Эдгару уже наскучила экскурсия. Он ожидал увидеть что-то более интересное, а не умилительные картинки, где душевнобольные занимаются общественно полезным трудом.
— Скажите, а в вашей лечебнице есть буйнопомешанные? Нельзя ли на них посмотреть?
— Думаю, вы не увидите ничего интересного. Такие же комнаты, только обитые изнутри мягкими материалами. А больные — они такие же, как и те, которых вы только что видели. Беда только, что они не могут сконцентрироваться на чем-то определенном, конкретно. Мы постепенно пытаемся и их приохотить к труду, но это сложно. По большей части они спокойные, но иногда случаются приступы буйства. А что послужило толчком, сказать сложно — иногда неосторожное слово, иногда погода. Одно лишь скажу, что душевнобольным категорически противопоказаны любые горячительные напитки.
— Кажется, я понял, — раздумчиво сказал юноша. — Вы используете ваших пациентов для трудов во благо вашей лечебницы.
— Именно так! — просиял доктор. — Я считаю, что люди с помутившимся рассудком не должны быть исключены из общества. Особенностью сумасшедших людей является их бурная, подчас буйная фантазия. Они способны придумать такое, что не по силам нормальному человеку. Если они займутся посильным и полезным трудом, то постепенно их разум восторжествует, а рассудок, как я надеюсь, придет в полное соответствие с естеством!
— А как же лечение? Я читал о методе Месмера.
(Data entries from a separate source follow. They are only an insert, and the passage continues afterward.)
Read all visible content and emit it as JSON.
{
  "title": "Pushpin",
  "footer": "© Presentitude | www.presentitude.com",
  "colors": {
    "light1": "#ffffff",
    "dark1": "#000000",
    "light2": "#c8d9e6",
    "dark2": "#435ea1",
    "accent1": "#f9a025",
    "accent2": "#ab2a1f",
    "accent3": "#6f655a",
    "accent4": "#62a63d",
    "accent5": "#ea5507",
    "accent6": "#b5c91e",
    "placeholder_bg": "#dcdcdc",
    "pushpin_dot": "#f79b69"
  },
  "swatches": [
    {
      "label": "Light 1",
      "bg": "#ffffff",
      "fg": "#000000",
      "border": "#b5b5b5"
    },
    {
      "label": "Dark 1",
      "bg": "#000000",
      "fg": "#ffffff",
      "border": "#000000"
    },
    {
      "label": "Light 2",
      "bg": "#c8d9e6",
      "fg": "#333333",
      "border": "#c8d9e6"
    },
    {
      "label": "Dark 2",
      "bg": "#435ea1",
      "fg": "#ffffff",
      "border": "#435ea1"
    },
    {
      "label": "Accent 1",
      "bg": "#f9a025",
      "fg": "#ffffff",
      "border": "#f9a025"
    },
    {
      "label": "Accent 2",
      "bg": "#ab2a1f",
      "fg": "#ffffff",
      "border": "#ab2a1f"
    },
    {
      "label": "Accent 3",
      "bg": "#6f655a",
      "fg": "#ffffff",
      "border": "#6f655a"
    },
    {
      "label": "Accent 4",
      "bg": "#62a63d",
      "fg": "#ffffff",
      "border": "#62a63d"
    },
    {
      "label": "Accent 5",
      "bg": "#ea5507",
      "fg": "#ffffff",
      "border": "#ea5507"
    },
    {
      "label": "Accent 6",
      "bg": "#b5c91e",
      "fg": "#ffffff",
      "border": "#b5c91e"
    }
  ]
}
Как же идея о том, что человеческое тело способно проводить магнетический флюид? — начал По, но был прерван.
— Превосходно знаю этот метод, — сказал Шлоссер с досадой. — В начале своей медицинской практики я тоже был увлечен идеями Месмера. Я даже установил в лечебнице чан с водой, засунул в него намагниченные стержни. Я ставил пациентов вокруг чана, они брались за руки, а я сам пытался передавать им целительную энергию. Увы, ничего не вышло. Я даже решил, что не имею достаточно сил, чтобы передавать эту энергию — приглашал поучаствовать своих коллег. По моей просьбе из Москвы приезжал доктор Гааз — уж кто-кто, а он-то обладает мощнейшей энергией. Но все равно никто не выздоровел. В чане теперь стирают белье — так от него больше пользы. Увы, от помутнения рассудка нет ни лечения, ни лекарства. Возможно, когда-нибудь и создадут волшебные пилюли, но я в этом сомневаюсь. Самое загадочное в мире — это человеческая душа. Мы можем только облегчить жизнь страждущим, не более того.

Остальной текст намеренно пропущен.